Objectives: To estimate a regional progression pattern of amyloid deposition from cross-sectional amyloid-sensitive PET data and evaluate its potential for in vivo staging of an individual's amyloid pathology.

Methods: Multiregional analysis of florbetapir (¹⁸F-AV45)-PET data was used to determine individual amyloid distribution profiles in a sample of 667 participants from the Alzheimer's Disease Neuroimaging Initiative cohort, including cognitively normal older individuals (CN) as well as patients with mild cognitive impairment and Alzheimer disease (AD) dementia. The frequency of regional amyloid positivity across CN individuals was used to construct a 4-stage model of progressing amyloid pathology, and individual distribution profiles were used to evaluate the consistency of this hierarchical stage model across the full cohort.

Results: According to a 4-stage model, amyloid deposition begins in temporobasal and frontomedial areas, and successively affects the remaining associative neocortex, primary sensory-motor areas and the medial temporal lobe, and finally the striatum. Amyloid deposition in these brain regions showed a highly consistent hierarchical nesting across participants, where only 2% exhibited distribution profiles that deviated from the staging scheme. The earliest in vivo amyloid stages were mostly missed by conventional dichotomous classification approaches based on global florbetapir-PET signal, but were associated with significantly reduced CSF Aβ42 levels. Advanced in vivo amyloid stages were most frequent in patients with AD and correlated with cognitive impairment in individuals without dementia.

Conclusions: The highly consistent regional hierarchy of PET-evidenced amyloid deposition across participants resembles neuropathologic observations and suggests a predictable regional sequence that may be used to stage an individual's progress of amyloid pathology in vivo.

Figure 1. Model of regional amyloid progression and staging scheme

Brain renderings on the left illustrate the frequency of regional amyloid positivity across individuals on a color scale from black/blue (lowest) to yellow/red (highest). The 52 brain regions are merged into 4 larger anatomic divisions based on equal partitions of the frequency range (1–4). In the resulting 4-stage model of regional amyloid progression (I–IV), incremental stages are defined by involvement of higher numbered anatomic divisions (in red), in addition to the affected areas of the previous stage (blue).
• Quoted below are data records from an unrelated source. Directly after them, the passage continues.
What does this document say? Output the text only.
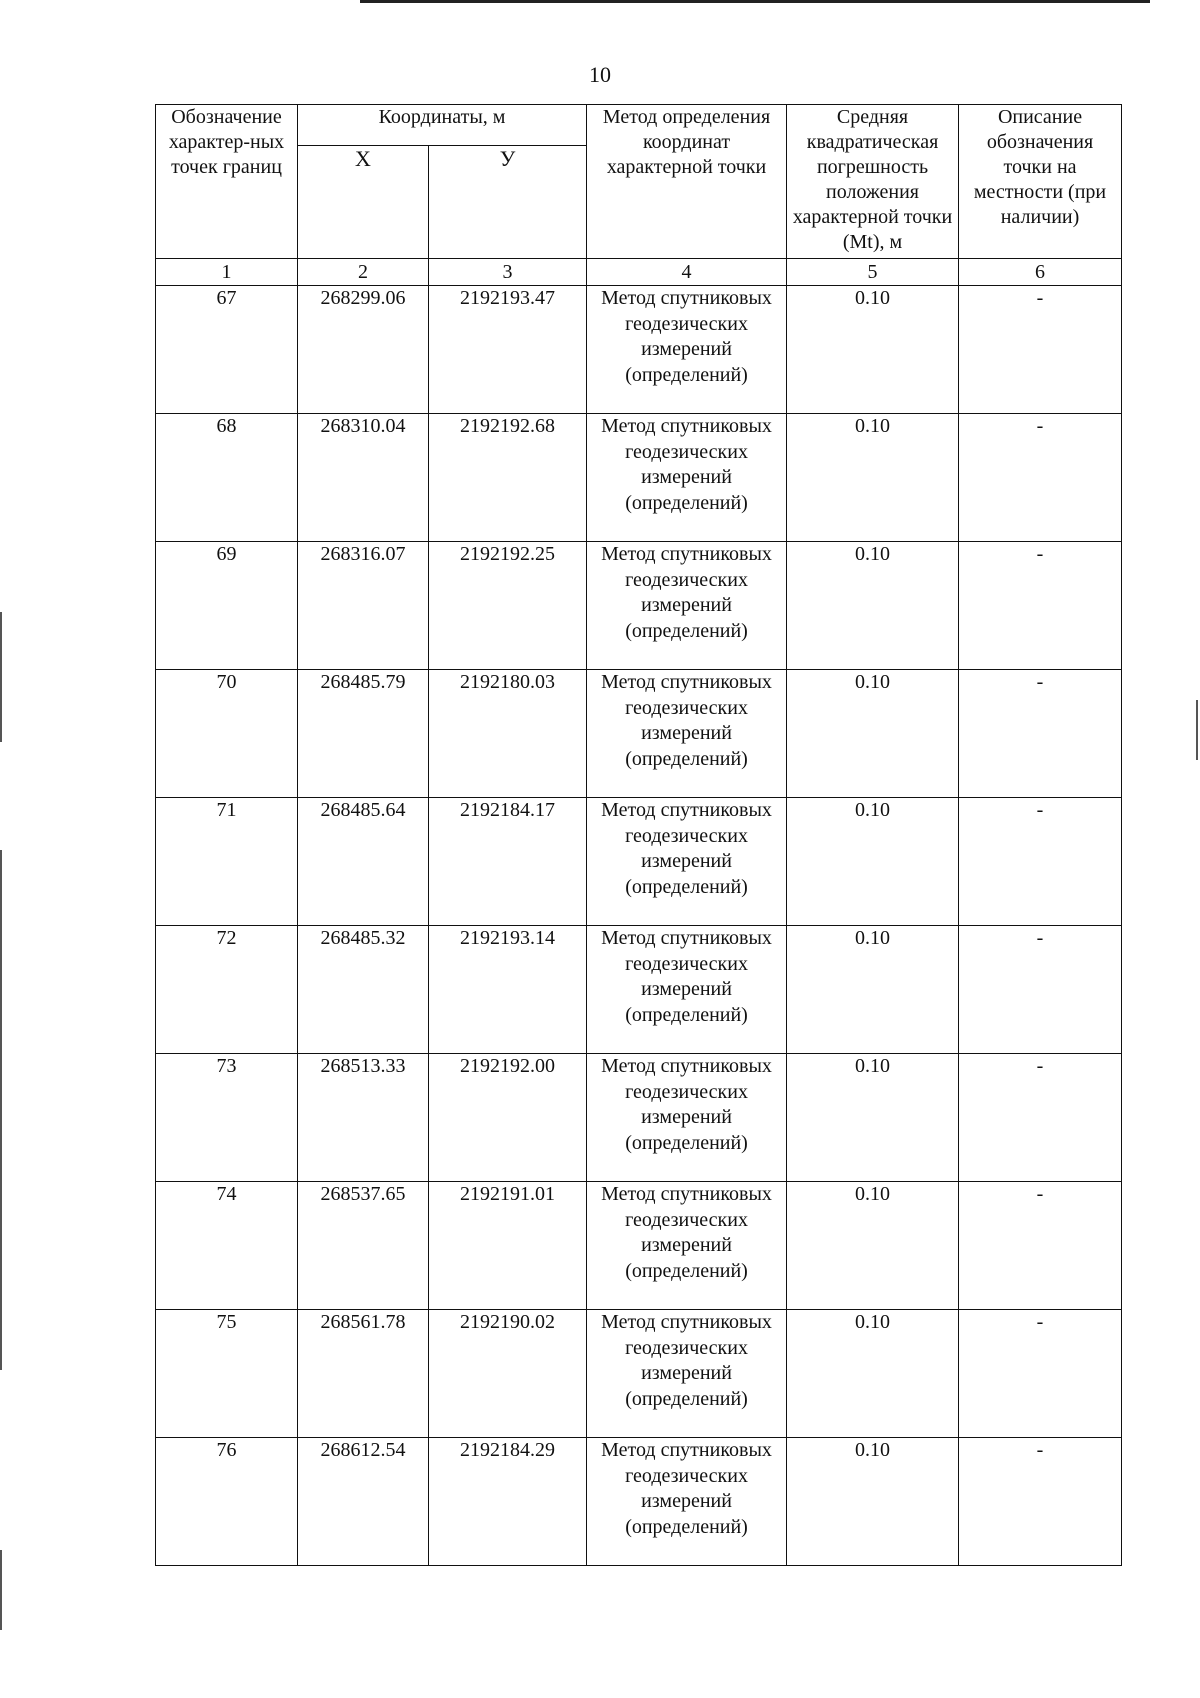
10
Обозначение характер-ных точек границ	Координаты, м		Метод определения координат характерной точки	Средняя квадратическая погрешность положения характерной точки (Mt), м	Описание обозначения точки на местности (при наличии)
	X	У			
1	2	3	4	5	6
67	268299.06	2192193.47	Метод спутниковых геодезических измерений (определений)	0.10	-
68	268310.04	2192192.68	Метод спутниковых геодезических измерений (определений)	0.10	-
69	268316.07	2192192.25	Метод спутниковых геодезических измерений (определений)	0.10	-
70	268485.79	2192180.03	Метод спутниковых геодезических измерений (определений)	0.10	-
71	268485.64	2192184.17	Метод спутниковых геодезических измерений (определений)	0.10	-
72	268485.32	2192193.14	Метод спутниковых геодезических измерений (определений)	0.10	-
73	268513.33	2192192.00	Метод спутниковых геодезических измерений (определений)	0.10	-
74	268537.65	2192191.01	Метод спутниковых геодезических измерений (определений)	0.10	-
75	268561.78	2192190.02	Метод спутниковых геодезических измерений (определений)	0.10	-
76	268612.54	2192184.29	Метод спутниковых геодезических измерений (определений)	0.10	-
Figure 2. Staging of individual amyloid burden

Each row of the matrix corresponds to a study participant and each column to one of the 4 anatomic divisions (1–4). Absence or presence of amyloid is denoted by gray and red, respectively. Amyloid deposition in the 4 anatomic divisions shows a consistent hierarchical nesting across participants, allowing us to stage 98% of the participants with detectable regional amyloid deposits into one of the 4 amyloid stages predicted by the regional progression model (blue boxes, I–IV). Only 8 participants showed distribution profiles that did not conform to the model (yellow arrows; 2 individuals [1 cognitively normal (CN), 1 Alzheimer disease] with deposition profiles of 1-1-0-1; 5 individuals [2 CN, 3 mild cognitive impairment (MCI)] with 0-1-0-0; and 1 individual [MCI] with 0-0-0-1).

Figure 3. Proportions of in vivo amyloid stages by clinical diagnosis

The relative proportions of in vivo amyloid stages were plotted for each diagnostic group separately and across all participants. Among participants exhibiting stageable amyloid deposition, there is a shift from lower to higher in vivo amyloid stages across the cognitively normal (CN) over the mild cognitive impairment (MCI) to the Alzheimer disease (AD) group. Unstageable cases were relatively rare across all diagnostic categories.